Rosalie nie wiedziała, czego powinna się spodziewać. Wiedziała, że nie powinna wparowywać do Biurowca i oznajmiać, że ma ochotę z nim porozmawiać. Znała rudzielca na tyle, by wiedzieć, że chłopak zawsze rzuci dla niej wszystko. Równie dobrze mógł właśnie podbijać świat, ratować własnych ludzi z opresji albo być w trakcie ważnych negocjacji. I rzucił to wszystko z lekkim stwierdzeniem, że nie robił niczego ważnego. Rosalie nie chciała wiedzieć. Nie chciała dopytywać. Przez kilkadziesiąt lat swojego życia nauczyła się, że linia pomiędzy życiem a jakąkolwiek mafią, musi być wyryta niczym w kamieniu i absolutnie nie do ruszenia niczym Mur Chiński. 

Bo wystarczy pozwolić sobie na jedno ustępstwo, na jeden wyjątek, na jedną kwestionującą morale sytuację, by nie mieć problemu z dopuszczeniem do kolejnej. Plus, wystarczyło mieć pecha. Czasem wystarczyło dać komuś strzęp powodu do działania. I Rose doskonale wiedziała, że bezpieczne życie jej, jej męża i dzieci, zależało od tego, że wszystkie mafijne rodziny we Włoszech wiedziały, że była nietykalna. Bo z jednej strony nie należała do mafii i nie miała żadnych ważnych informacji, które można byłoby spróbować z niej wycisnąć, a z drugiej, gdyby ktokolwiek spróbował choć położyć na niej palec - straciłby nie tylko rękę, ale i życie jeszcze zanim zdążyłby wyrządzić jej jakąkolwiek krzywdę. Jakby nie patrzeć jej rodzina wiele znaczyła we włoskim półświatku.

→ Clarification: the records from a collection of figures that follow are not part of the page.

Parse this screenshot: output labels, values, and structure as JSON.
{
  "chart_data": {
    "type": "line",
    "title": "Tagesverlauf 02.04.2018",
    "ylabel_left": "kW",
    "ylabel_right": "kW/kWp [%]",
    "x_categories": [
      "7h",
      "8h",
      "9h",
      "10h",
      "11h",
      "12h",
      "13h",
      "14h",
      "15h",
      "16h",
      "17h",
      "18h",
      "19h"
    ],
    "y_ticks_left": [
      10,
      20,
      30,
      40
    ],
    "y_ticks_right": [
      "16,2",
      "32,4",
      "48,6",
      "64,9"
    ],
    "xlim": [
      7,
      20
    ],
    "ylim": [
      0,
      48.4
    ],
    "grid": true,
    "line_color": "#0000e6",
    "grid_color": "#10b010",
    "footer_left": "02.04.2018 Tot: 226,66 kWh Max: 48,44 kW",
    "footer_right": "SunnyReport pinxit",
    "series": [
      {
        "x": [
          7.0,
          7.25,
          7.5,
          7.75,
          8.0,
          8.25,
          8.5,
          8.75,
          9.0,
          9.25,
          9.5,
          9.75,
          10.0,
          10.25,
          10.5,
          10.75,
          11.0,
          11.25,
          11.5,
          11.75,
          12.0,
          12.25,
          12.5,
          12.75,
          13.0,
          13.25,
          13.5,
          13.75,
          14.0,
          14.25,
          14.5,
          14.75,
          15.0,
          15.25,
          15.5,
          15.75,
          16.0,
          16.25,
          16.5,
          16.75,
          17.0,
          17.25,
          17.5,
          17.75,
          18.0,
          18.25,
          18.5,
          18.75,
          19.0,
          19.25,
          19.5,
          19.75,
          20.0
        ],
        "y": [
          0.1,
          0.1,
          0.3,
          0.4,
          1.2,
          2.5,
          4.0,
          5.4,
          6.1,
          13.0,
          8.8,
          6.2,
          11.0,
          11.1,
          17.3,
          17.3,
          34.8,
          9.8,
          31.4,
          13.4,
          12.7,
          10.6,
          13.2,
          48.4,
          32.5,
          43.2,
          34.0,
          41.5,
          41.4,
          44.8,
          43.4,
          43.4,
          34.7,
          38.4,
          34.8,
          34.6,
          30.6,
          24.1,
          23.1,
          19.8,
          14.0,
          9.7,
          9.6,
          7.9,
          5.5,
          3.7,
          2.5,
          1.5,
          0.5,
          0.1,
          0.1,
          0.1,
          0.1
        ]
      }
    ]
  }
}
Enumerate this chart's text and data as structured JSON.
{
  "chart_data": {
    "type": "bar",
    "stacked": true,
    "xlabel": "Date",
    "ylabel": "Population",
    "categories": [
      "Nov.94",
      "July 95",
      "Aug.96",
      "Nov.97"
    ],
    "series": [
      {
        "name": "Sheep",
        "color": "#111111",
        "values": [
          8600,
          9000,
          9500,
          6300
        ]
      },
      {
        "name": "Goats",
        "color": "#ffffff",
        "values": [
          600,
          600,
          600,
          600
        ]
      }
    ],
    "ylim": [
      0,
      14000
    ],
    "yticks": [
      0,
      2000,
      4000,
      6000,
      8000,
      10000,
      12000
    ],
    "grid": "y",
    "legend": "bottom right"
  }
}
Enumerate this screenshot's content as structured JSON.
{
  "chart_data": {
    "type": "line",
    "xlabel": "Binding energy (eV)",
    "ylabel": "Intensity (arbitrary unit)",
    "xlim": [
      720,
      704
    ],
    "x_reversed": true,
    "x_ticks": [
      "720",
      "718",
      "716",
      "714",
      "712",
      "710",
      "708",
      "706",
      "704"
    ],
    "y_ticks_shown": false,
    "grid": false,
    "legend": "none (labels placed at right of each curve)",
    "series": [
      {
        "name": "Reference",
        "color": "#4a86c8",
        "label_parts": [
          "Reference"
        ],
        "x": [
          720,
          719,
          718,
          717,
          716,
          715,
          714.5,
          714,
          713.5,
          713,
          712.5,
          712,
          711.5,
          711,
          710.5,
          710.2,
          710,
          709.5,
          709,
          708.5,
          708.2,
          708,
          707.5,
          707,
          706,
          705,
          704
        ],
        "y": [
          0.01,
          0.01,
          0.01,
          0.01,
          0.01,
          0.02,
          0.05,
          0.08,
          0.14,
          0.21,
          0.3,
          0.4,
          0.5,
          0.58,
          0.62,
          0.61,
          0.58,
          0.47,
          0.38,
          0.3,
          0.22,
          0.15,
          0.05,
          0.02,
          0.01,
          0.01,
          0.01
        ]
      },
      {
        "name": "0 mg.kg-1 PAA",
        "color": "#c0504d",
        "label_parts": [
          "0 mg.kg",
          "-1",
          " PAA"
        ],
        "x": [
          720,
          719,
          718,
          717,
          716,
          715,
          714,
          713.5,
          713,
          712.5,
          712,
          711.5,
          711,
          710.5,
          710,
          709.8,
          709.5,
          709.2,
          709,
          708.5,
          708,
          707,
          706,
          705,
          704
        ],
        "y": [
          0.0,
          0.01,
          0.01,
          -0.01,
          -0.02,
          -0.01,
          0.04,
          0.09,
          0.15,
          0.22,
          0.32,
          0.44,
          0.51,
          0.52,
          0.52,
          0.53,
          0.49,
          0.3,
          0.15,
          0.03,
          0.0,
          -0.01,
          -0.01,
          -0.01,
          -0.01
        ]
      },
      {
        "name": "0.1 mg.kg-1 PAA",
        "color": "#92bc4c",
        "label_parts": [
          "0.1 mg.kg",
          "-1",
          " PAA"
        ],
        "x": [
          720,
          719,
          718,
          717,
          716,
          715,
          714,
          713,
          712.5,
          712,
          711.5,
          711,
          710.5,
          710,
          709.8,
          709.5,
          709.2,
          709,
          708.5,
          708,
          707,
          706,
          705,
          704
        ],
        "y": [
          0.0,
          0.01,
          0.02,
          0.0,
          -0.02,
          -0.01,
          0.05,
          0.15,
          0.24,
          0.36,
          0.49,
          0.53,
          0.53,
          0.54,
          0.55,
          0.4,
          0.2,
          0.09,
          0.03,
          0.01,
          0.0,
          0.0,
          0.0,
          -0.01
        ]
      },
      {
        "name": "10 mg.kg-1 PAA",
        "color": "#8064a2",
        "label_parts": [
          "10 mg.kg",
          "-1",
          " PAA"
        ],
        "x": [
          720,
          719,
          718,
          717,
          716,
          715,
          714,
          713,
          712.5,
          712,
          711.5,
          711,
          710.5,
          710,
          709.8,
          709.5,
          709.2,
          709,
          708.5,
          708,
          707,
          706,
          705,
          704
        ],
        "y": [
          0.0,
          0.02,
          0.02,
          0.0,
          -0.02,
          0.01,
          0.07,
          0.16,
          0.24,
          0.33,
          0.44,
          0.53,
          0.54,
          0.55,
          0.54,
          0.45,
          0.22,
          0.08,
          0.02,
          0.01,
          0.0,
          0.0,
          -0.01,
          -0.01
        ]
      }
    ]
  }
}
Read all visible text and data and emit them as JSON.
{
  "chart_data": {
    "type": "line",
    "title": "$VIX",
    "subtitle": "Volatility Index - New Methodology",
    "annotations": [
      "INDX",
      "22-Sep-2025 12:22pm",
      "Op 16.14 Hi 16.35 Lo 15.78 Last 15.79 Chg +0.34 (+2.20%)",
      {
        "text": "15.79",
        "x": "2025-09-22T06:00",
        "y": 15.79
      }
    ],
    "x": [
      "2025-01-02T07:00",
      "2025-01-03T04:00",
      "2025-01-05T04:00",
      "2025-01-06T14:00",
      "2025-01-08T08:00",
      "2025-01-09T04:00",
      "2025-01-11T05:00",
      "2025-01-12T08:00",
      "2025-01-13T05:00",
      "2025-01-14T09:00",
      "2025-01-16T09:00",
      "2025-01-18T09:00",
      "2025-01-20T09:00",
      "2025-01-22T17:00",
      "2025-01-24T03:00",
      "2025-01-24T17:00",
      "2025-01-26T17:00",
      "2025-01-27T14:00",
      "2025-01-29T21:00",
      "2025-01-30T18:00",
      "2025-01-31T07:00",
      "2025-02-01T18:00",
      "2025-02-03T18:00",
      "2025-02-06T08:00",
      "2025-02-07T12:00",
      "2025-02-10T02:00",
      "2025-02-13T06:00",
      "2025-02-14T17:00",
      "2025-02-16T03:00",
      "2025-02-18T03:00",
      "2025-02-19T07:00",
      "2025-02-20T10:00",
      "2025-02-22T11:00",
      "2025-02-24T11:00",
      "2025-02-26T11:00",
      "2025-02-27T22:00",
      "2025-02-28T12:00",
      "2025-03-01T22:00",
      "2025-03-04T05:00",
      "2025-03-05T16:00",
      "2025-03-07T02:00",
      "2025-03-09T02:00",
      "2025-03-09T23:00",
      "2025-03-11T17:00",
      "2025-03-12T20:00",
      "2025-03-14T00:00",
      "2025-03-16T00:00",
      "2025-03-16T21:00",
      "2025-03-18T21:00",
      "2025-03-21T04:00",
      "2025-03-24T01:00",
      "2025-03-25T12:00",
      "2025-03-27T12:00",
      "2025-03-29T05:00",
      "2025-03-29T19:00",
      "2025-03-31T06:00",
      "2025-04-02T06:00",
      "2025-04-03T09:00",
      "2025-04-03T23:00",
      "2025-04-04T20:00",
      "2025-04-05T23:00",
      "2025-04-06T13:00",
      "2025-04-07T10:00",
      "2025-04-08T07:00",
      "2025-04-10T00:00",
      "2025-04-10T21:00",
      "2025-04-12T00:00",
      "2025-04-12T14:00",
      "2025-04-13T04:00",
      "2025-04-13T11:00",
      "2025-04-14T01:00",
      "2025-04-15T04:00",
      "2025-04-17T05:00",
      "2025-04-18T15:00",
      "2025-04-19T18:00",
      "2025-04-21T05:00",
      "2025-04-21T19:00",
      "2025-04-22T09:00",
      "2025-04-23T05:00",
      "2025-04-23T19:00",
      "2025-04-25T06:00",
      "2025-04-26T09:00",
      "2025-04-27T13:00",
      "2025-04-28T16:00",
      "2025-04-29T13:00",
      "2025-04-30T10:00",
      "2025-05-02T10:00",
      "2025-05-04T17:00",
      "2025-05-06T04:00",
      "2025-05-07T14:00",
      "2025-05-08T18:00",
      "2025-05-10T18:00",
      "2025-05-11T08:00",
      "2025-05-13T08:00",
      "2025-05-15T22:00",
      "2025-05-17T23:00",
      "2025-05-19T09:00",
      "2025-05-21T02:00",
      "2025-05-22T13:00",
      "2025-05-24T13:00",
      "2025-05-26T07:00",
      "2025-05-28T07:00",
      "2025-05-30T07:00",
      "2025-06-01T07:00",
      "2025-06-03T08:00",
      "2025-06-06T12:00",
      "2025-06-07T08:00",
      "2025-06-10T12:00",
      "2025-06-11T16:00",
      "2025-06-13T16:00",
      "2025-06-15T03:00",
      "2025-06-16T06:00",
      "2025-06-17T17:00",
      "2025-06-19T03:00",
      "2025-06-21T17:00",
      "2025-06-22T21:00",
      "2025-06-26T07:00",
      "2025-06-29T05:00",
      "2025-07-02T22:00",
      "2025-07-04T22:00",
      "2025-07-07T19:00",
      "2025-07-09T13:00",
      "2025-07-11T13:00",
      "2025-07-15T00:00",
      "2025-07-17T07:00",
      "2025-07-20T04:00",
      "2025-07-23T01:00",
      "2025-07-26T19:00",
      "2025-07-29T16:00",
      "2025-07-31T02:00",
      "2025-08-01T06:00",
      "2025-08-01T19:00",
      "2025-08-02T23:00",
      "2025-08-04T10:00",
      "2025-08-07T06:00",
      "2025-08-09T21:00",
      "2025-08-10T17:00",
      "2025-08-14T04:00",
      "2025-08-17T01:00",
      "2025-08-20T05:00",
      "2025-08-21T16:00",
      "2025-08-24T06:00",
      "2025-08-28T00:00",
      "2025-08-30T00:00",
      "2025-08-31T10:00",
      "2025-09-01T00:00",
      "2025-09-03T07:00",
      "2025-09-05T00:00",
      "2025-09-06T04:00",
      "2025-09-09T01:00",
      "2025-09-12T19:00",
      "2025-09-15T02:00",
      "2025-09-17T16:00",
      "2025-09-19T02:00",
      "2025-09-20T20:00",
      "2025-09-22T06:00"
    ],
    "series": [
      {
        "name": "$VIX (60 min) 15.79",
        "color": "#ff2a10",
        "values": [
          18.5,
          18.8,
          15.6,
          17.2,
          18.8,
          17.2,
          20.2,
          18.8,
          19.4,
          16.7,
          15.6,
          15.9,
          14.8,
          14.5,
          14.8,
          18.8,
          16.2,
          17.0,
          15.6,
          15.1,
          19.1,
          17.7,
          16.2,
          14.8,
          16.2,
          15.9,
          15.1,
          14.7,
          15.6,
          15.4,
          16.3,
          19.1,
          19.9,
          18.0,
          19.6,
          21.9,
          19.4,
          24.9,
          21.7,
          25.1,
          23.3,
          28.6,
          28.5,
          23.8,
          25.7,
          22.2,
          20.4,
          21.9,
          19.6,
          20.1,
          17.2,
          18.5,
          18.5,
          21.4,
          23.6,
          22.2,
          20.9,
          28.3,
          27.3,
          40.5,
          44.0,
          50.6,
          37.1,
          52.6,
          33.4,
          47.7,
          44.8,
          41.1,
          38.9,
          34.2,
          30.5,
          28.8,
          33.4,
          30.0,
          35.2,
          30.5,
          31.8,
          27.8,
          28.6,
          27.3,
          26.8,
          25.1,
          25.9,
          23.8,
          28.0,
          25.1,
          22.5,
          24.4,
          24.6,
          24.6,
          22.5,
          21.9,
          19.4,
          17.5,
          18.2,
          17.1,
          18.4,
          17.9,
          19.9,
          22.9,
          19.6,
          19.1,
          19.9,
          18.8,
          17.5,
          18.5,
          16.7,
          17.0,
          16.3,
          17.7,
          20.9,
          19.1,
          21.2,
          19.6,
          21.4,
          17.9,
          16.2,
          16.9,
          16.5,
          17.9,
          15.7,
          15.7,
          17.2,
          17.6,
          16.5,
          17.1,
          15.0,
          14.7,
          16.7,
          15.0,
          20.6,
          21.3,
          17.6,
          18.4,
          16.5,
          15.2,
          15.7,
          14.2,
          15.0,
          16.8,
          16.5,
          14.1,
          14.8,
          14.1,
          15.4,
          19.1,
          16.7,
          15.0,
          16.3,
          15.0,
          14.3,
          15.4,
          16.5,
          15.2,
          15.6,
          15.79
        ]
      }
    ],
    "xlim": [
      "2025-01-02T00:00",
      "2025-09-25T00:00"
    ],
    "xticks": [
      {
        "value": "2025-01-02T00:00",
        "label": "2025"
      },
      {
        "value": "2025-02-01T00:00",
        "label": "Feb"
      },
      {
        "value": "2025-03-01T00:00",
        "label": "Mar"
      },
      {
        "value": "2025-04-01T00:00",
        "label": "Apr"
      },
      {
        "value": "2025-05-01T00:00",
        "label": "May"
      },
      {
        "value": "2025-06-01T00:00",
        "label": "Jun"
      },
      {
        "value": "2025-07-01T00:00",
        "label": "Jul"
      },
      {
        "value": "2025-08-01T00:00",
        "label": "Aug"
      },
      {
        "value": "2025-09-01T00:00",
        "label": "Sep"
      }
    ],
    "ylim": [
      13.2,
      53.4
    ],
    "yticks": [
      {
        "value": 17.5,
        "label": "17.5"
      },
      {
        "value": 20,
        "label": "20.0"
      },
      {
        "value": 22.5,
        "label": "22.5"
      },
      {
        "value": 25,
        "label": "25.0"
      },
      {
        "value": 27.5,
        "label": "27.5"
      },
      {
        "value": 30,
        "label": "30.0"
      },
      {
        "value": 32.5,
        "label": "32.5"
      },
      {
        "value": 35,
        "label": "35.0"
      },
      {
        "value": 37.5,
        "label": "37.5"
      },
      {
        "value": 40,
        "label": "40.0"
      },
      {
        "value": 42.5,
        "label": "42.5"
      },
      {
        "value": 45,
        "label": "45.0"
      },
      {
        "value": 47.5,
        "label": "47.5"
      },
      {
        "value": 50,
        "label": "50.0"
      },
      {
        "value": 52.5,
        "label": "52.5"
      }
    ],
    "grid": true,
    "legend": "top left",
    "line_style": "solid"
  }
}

I z jednej strony doceniała, naprawdę doceniała, że znaczyła aż tyle dla Nakahary. Że Adelaide aż tyle dla niego znaczyła. W takich chwilach uświadamiała sobie wagę uczuć rudzielca i musiała sama przed sobą przyznać, że była ona ogromna. A bycie odpowiedzialnym za to, by ktoś nie zrobił dla ciebie głupoty tylko i wyłącznie z powodu miłości, było niezwykłym ciężarem na duszy. Kobieta nie chciała tego przyznać na głos, ale przerażenie, które wydzierało się z każdej joty jestestwa Chuuyi łamało jej serce. Jego na szybko zadawane pytania, jakby nie chciał marnować czasu. Źle utrzymywana fasada spokoju, spod której tak dosadnie przebijało zmartwienie. De Luca naprawdę miała do odhaczenia kolejną pogawędkę z matką Chuuyi, bo to nigdy nie powinny być jego pierwsze pytania. Nawet po kłótni. Zwłaszcza po kłótni. Bo łatwo było się wspierać i kochać, gdy na horyzoncie nie jawiło się żadne zagrożenie. Trudniej było zachować widok na cały obrazek, gdy w życiu pojawiały się burzowe chmury.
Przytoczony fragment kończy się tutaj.